I’m being told by someone who doesn’t necessarily know anything solid that Paramount/DreamWorks’ plan on the second Clint Eastwood Iwo Jima film — Red Sun, Black Sand — is to bring it out in early ’07 and not release it, platform-style or otherwise, in late ’06. If this is the determination (and I say “if”) I don’t know if this is the right way to go, as I tried to explain the other day.

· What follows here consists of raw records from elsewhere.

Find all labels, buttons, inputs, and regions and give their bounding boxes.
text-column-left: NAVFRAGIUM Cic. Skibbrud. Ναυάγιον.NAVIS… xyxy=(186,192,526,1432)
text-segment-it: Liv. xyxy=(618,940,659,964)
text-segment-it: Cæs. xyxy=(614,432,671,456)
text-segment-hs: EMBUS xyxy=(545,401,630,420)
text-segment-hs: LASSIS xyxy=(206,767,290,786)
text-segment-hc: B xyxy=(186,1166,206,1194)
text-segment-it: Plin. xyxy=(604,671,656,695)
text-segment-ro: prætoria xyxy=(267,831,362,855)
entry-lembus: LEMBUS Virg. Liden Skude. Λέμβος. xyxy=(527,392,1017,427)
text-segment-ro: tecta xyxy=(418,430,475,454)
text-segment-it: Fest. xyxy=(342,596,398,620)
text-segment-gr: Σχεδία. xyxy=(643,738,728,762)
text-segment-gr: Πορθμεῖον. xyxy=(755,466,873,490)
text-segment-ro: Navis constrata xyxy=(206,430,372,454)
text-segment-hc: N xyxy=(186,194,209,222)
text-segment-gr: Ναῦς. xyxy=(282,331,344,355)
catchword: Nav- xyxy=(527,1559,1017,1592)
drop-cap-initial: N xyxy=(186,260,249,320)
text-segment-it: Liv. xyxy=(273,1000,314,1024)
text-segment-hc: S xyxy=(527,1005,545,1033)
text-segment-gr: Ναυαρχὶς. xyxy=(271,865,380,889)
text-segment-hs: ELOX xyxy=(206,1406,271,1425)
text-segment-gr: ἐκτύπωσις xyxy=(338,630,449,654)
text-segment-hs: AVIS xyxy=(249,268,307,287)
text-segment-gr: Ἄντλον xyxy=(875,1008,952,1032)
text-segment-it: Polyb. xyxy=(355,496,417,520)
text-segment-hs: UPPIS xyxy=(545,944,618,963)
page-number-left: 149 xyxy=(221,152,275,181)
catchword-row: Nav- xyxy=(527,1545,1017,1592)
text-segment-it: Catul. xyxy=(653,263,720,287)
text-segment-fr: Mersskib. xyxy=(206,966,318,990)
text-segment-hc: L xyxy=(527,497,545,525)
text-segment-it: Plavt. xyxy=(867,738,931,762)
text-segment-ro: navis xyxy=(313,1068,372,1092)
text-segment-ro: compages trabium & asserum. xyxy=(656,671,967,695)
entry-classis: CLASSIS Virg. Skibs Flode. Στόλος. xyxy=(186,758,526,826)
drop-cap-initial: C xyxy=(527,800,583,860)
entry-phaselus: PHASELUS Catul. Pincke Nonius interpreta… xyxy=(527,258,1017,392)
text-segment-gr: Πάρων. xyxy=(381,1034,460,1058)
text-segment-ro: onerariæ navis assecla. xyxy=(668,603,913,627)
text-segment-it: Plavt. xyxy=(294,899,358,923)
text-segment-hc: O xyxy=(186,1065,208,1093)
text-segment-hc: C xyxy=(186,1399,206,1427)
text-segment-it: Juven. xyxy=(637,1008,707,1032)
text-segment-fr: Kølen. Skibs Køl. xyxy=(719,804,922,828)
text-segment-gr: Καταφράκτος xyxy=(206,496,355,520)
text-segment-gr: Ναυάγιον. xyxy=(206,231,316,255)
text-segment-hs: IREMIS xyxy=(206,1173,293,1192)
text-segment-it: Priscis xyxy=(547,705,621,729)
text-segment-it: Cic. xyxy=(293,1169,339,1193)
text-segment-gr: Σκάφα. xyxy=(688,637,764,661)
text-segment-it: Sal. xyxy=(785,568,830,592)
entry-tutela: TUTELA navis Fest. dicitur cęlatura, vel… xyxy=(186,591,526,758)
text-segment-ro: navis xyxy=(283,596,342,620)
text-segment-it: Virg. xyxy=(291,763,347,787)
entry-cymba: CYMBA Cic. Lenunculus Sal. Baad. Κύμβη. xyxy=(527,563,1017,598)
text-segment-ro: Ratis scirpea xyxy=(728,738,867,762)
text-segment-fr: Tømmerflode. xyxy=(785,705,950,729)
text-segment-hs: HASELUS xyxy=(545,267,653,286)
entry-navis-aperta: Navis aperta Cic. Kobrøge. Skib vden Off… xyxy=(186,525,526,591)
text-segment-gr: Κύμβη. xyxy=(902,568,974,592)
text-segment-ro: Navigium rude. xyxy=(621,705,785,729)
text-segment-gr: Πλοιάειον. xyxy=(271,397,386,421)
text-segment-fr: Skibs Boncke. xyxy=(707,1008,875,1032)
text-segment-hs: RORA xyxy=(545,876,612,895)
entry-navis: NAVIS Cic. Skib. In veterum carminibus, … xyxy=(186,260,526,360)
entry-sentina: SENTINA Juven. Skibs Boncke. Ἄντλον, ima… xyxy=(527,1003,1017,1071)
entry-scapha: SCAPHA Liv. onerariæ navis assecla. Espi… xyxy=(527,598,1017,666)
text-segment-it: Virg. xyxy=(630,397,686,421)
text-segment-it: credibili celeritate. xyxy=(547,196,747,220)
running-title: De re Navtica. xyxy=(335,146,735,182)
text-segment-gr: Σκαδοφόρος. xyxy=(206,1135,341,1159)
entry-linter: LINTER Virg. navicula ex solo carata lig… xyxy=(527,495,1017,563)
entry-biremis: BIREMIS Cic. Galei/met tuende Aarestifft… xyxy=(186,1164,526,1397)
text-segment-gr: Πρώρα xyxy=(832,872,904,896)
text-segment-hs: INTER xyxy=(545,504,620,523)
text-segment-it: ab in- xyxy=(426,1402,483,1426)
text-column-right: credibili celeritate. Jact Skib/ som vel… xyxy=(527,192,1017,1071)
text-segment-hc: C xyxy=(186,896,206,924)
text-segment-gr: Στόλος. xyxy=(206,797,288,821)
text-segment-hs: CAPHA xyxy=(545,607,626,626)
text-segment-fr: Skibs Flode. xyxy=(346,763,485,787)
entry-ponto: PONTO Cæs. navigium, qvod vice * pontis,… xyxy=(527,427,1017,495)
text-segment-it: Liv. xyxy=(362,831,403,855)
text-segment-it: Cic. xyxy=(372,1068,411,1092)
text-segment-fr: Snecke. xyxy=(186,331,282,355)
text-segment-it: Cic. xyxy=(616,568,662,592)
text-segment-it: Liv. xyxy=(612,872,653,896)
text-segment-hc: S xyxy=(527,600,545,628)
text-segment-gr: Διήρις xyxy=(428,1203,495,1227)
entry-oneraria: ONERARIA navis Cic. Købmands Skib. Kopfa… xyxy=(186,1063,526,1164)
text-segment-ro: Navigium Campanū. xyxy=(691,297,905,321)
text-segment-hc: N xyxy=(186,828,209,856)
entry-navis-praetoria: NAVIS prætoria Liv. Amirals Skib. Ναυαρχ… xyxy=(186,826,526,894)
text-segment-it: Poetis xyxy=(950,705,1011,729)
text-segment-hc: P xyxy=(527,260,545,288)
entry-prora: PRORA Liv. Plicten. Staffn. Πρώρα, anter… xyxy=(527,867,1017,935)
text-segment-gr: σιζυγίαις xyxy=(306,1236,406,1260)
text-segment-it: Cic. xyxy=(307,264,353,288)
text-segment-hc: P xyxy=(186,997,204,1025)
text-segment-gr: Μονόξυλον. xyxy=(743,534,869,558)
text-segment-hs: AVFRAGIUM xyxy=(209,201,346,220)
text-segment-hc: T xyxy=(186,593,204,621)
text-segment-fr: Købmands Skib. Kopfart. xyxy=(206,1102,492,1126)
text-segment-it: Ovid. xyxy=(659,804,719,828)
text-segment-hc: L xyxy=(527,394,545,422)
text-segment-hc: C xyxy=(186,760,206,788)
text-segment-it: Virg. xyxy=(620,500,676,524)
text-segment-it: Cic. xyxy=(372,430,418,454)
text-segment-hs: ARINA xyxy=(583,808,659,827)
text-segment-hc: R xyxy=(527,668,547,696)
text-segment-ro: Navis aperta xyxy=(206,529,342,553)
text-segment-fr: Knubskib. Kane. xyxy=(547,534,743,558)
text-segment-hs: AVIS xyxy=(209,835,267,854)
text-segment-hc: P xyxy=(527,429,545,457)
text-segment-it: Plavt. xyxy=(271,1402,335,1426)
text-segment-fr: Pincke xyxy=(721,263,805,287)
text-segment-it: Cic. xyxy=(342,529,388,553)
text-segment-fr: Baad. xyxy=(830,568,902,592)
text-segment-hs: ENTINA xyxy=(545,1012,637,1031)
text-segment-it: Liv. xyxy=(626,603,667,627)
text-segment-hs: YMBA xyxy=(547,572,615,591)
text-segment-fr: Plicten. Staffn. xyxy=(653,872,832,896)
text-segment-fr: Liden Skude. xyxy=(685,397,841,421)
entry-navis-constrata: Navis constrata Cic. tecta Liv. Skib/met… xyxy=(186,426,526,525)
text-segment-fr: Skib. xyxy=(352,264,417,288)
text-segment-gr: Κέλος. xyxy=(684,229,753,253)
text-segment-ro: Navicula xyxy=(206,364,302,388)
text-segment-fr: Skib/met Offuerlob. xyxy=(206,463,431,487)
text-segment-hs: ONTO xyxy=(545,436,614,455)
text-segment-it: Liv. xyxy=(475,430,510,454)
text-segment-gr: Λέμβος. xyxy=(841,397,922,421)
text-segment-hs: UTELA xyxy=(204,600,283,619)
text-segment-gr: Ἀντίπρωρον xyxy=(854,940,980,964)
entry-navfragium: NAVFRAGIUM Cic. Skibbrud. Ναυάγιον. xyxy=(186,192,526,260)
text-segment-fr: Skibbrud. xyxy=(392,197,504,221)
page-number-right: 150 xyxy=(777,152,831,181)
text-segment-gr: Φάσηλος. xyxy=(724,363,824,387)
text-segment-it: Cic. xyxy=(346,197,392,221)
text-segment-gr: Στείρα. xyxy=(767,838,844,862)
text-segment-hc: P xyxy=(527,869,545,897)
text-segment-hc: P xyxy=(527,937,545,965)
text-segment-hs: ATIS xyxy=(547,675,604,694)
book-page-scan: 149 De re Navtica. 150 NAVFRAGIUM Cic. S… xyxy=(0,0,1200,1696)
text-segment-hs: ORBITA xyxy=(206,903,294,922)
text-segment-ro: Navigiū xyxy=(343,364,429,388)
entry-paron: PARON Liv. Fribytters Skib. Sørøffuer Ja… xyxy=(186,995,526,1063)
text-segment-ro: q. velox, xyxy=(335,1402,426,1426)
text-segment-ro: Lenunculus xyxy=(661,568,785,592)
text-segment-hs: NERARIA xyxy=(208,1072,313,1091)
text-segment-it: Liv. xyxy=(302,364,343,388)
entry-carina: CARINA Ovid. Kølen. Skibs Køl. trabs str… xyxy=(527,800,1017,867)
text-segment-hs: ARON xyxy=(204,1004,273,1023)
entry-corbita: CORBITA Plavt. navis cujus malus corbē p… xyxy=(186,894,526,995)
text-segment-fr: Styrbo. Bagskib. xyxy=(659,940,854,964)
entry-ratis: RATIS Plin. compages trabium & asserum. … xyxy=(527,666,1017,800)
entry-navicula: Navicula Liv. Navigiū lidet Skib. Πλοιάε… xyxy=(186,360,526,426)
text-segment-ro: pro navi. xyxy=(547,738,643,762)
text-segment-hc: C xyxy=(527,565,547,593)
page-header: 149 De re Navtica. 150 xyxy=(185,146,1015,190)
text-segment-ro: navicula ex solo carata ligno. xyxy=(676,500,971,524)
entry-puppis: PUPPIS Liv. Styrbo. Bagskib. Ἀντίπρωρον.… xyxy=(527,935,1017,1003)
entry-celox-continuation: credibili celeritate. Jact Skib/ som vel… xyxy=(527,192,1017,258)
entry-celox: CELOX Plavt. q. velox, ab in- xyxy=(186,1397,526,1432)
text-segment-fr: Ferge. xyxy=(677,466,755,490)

The reason I think they may be wrong is that I’m a little uncertain about the Oscar worthiness of Flags of Our Fathers, based on a reading of a draft of Paul Haggis‘s script. Eastwood’s film might have much more going for it than is indicated by Haggis’s script (which I didn’t read a recent draft of), but last March I ran a piece about how it reads, and wrote the following:

“I’m not saying Flags [doesn’t look like] a possible Oscar favorite, or that it doesn’t have the earmarks, in fact, of a presumptive front-runner. But all I can really say for sure, having slept on Haggis’s 119-page script, is that I’m genuinely impressed, but at the same time I’m wondering how much broad-based appeal the film will turn out to have.
“Put bluntly, the script reads like Saving Private Ryan‘s artier, more glum- faced brother. It has a lot of the same battle carnage and then some, a bit of the old-WWII-veteran-looking-back vibe and minus the manipulative Spielberg tearjerk factor but also with less of a narrative through-line.
Fathers is a sad, compassionate, sometimes horrifically violent piece that’s essentially plotless and impressionistic and assembled like a kind of time- tripping poem — a script made from slices of memory and pieces of bodies and heartfelt hugs and salutes from family members and politicians back home, and delivered with a lot of back-and-forth cutting.
“So it’s basically a montage thing that’s obviously more of an art film than a campfire tale, and that means that the sector that says ‘give us a good story and enough with the arty pretensions’ is going to be thinking ‘hmmm’ as they leave the screening room.”